Planning a funeral can be an expensive and stressful experience at a time when you may be grieving for the loss of a loved one.
Whether the person has left a list of their requirements, or you have to make arrangements based on what you think they would have wanted, organising a funeral does not have to be difficult. Keep reading for our comprehensive guide to the key issues you need to consider.
Consider the costs
Your first step is to consider how you will pay for the funeral. Does the deceased person have life insurance or savings? Is there a funeral plan, such as our Over 50s Life Insurance plan, in place?
The National Funeral Cost Index 2016, produced in association with the Institute of Cemetery and Crematorium Management, says that the average cost of a basic burial is £4,136 and of a cremation is £3,214.
These figures vary across the country, and include services of a funeral director and disbursements but not discretionary costs.
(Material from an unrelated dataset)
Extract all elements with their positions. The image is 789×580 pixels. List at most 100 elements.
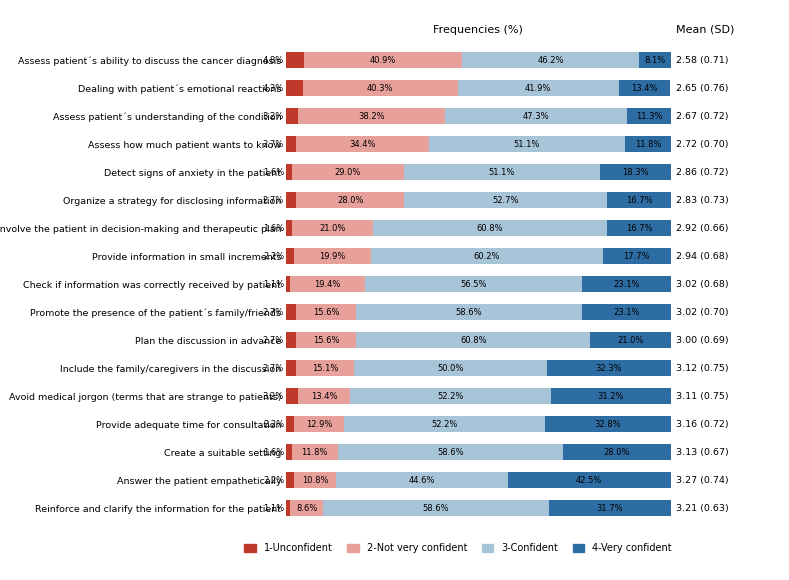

Decide if you want to use a funeral director
Funeral directors offer a wide range of services that can help. These include:
• Collecting, washing and embalming the body
• Selling ancillary services, such as a coffin, flowers, headstone etc.
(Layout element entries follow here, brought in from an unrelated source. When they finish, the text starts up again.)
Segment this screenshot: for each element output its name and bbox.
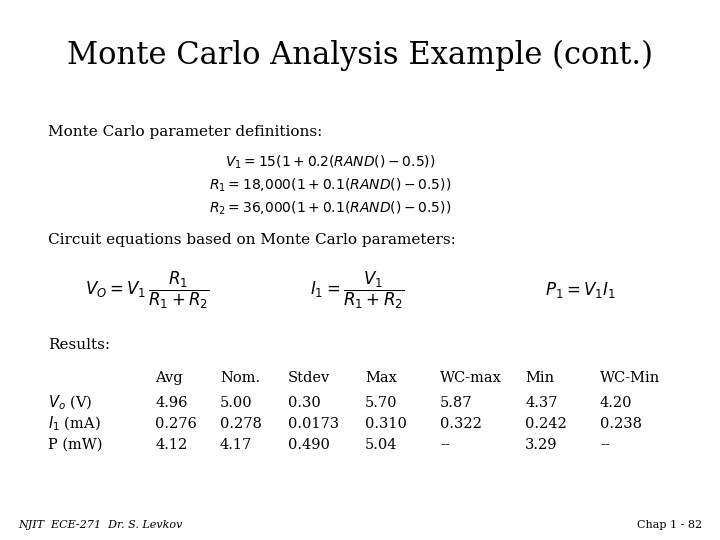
Text: 5.70: 5.70 [365, 396, 397, 410]
Text: 4.17: 4.17 [220, 438, 252, 452]
Text: Min: Min [525, 371, 554, 385]
Text: $R_2 = 36{,}000(1 + 0.1(\mathit{RAND}() - 0.5))$: $R_2 = 36{,}000(1 + 0.1(\mathit{RAND}() … [209, 199, 451, 217]
Text: --: -- [440, 438, 450, 452]
Text: $V_o$ (V): $V_o$ (V) [48, 394, 92, 412]
Text: $I_1 = \dfrac{V_1}{R_1 + R_2}$: $I_1 = \dfrac{V_1}{R_1 + R_2}$ [310, 269, 405, 310]
Text: NJIT  ECE-271  Dr. S. Levkov: NJIT ECE-271 Dr. S. Levkov [18, 520, 182, 530]
Text: 4.12: 4.12 [155, 438, 187, 452]
Text: Max: Max [365, 371, 397, 385]
Text: Results:: Results: [48, 338, 110, 352]
Text: 0.242: 0.242 [525, 417, 567, 431]
Text: Monte Carlo parameter definitions:: Monte Carlo parameter definitions: [48, 125, 323, 139]
Text: 5.00: 5.00 [220, 396, 253, 410]
Text: 5.04: 5.04 [365, 438, 397, 452]
Text: Monte Carlo Analysis Example (cont.): Monte Carlo Analysis Example (cont.) [67, 39, 653, 71]
Text: 0.0173: 0.0173 [288, 417, 339, 431]
Text: 0.322: 0.322 [440, 417, 482, 431]
Text: Avg: Avg [155, 371, 183, 385]
Text: 4.20: 4.20 [600, 396, 632, 410]
Text: 0.490: 0.490 [288, 438, 330, 452]
Text: 0.238: 0.238 [600, 417, 642, 431]
Text: Circuit equations based on Monte Carlo parameters:: Circuit equations based on Monte Carlo p… [48, 233, 456, 247]
Text: --: -- [600, 438, 610, 452]
Text: 5.87: 5.87 [440, 396, 472, 410]
Text: 3.29: 3.29 [525, 438, 557, 452]
Text: Chap 1 - 82: Chap 1 - 82 [637, 520, 702, 530]
Text: Nom.: Nom. [220, 371, 260, 385]
Text: 4.96: 4.96 [155, 396, 187, 410]
Text: 4.37: 4.37 [525, 396, 557, 410]
Text: $V_O = V_1\,\dfrac{R_1}{R_1 + R_2}$: $V_O = V_1\,\dfrac{R_1}{R_1 + R_2}$ [85, 269, 210, 310]
Text: 0.30: 0.30 [288, 396, 320, 410]
Text: $R_1 = 18{,}000(1 + 0.1(\mathit{RAND}() - 0.5))$: $R_1 = 18{,}000(1 + 0.1(\mathit{RAND}() … [209, 176, 451, 194]
Text: $I_1$ (mA): $I_1$ (mA) [48, 415, 101, 433]
Text: $V_1 = 15(1 + 0.2(\mathit{RAND}() - 0.5))$: $V_1 = 15(1 + 0.2(\mathit{RAND}() - 0.5)… [225, 153, 436, 171]
Text: $P_1 = V_1 I_1$: $P_1 = V_1 I_1$ [545, 280, 616, 300]
Text: 0.276: 0.276 [155, 417, 197, 431]
Text: WC-Min: WC-Min [600, 371, 660, 385]
Text: WC-max: WC-max [440, 371, 502, 385]
Text: 0.278: 0.278 [220, 417, 262, 431]
Text: Stdev: Stdev [288, 371, 330, 385]
Text: 0.310: 0.310 [365, 417, 407, 431]
Text: P (mW): P (mW) [48, 438, 102, 452]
• Making arrangements for burial or cremation, including paperwork
• Arranging delivery of flowers
• Taking the coffin to the funeral, engaging pallbearers and taking the chief mourners to the service.
Funerals are individual events and a funeral director will discuss your requirements to ensure you get the services that you need.
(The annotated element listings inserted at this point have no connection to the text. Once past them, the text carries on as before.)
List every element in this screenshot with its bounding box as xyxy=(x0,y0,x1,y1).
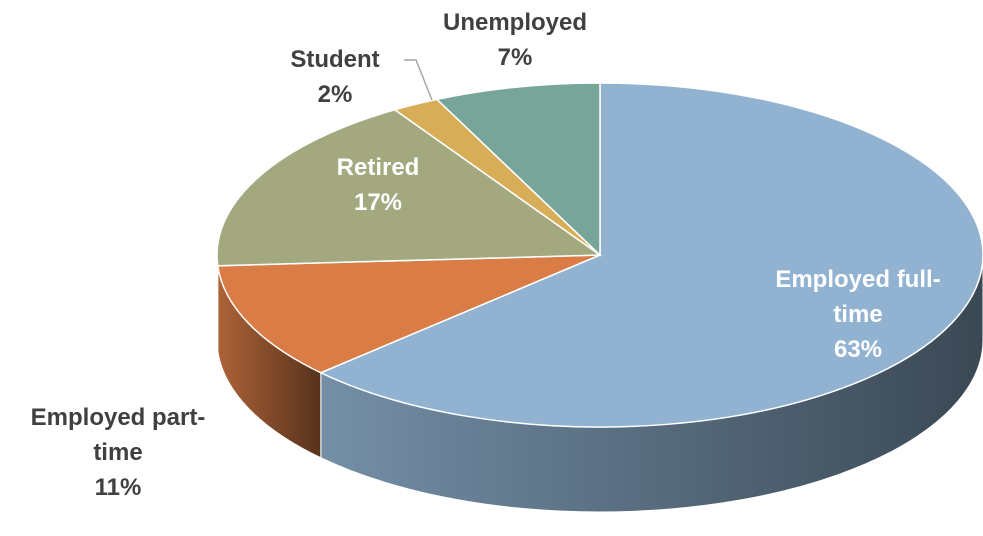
category-label: Retired xyxy=(336,154,420,181)
data-label: Employed part-time 11% xyxy=(23,400,213,505)
data-label: Student 2% xyxy=(240,42,430,112)
value-label: 17% xyxy=(353,189,403,216)
data-label: Employed full-time 63% xyxy=(763,262,953,367)
pie-slice xyxy=(435,82,601,257)
category-label: Student xyxy=(290,46,380,73)
value-label: 11% xyxy=(94,474,142,501)
leader-line xyxy=(404,59,433,101)
data-label: Retired 17% xyxy=(283,150,473,220)
pie-tops xyxy=(216,82,983,428)
data-label: Unemployed 7% xyxy=(420,5,610,75)
value-label: 2% xyxy=(317,81,353,108)
category-label: Employed full-time xyxy=(775,266,941,328)
category-label: Unemployed xyxy=(442,9,588,36)
pie-slice xyxy=(216,108,603,267)
value-label: 63% xyxy=(833,336,883,363)
value-label: 7% xyxy=(497,44,533,71)
pie-slice xyxy=(216,254,601,374)
pie-slice xyxy=(318,82,983,428)
category-label: Employed part-time xyxy=(30,404,206,466)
They will talk you through the local burial and cremation options and will have a knowledge of current availability of bookings at the local crematorium.
If friends or family members are willing to carry out tasks a funeral director undertakes such as completing paperwork, making arrangements with the cemetery or crematorium, and sourcing, purchasing and transporting the coffin, you can save some money.
Choose a venue and who will lead the service
Funerals can be led by anyone you choose. It doesn’t have to be a religious minister or a funeral celebrant, as a family member or friend can lead the service.
Services are often held in multi-denominational crematoria chapels, or places of worship. You may prefer another venue such as a woodland burial site or community space that better reflects the wishes and/or personality of the deceased person.
If you do choose a religious funeral, then there may be fixed guidelines for the order of service. However, many religions are flexible about what can be included in a funeral service.
Personalise the service
A funeral is frequently a celebration of someone’s life. So, it’s possible to personalise the service to reflect the personality of the person who has passed away.
You can choose:
• Music – pieces of music that the deceased person likes are often a key part of the service. You can make a playlist, or an organist or choir can perform your chosen pieces. Music is often played at the beginning and end of the service, and you can also play songs or hymns during the service with people encouraged to join in.
• Hymns – if it is a Christian funeral then hymns will often be sung by the congregation. You can also use a hymn in a non-religious service if you wish.
• Readings and poems – these are chosen for the meaning associated with the person who has passed away. Friends and family members can share their own words, passages from literature or song lyrics. At a religious service, readings may come from religious scripture.
Decide who is going to speak
While the person leading the service will often say a few words about the person who has died, other close friends and family can speak.
The style of a eulogy will depend on the person who has died and the person giving the speech. It can be sombre, or a humorous celebration of the person’s life.
While a religious minister or celebrant will address mourners with words about them, personal eulogies are also usually written and given by a close friend or family member. Services often include multiple eulogies if time permits.
Arrange a wake
After the funeral service, most ceremonies conclude with a reception or wake. This may take place immediately following a cremation, or after close family and friends attend a graveside committal.
Funeral reception venues can vary from your home to a hotel or community centre. You can organise the event yourself, or your funeral director can help arrange a location, flowers and catering.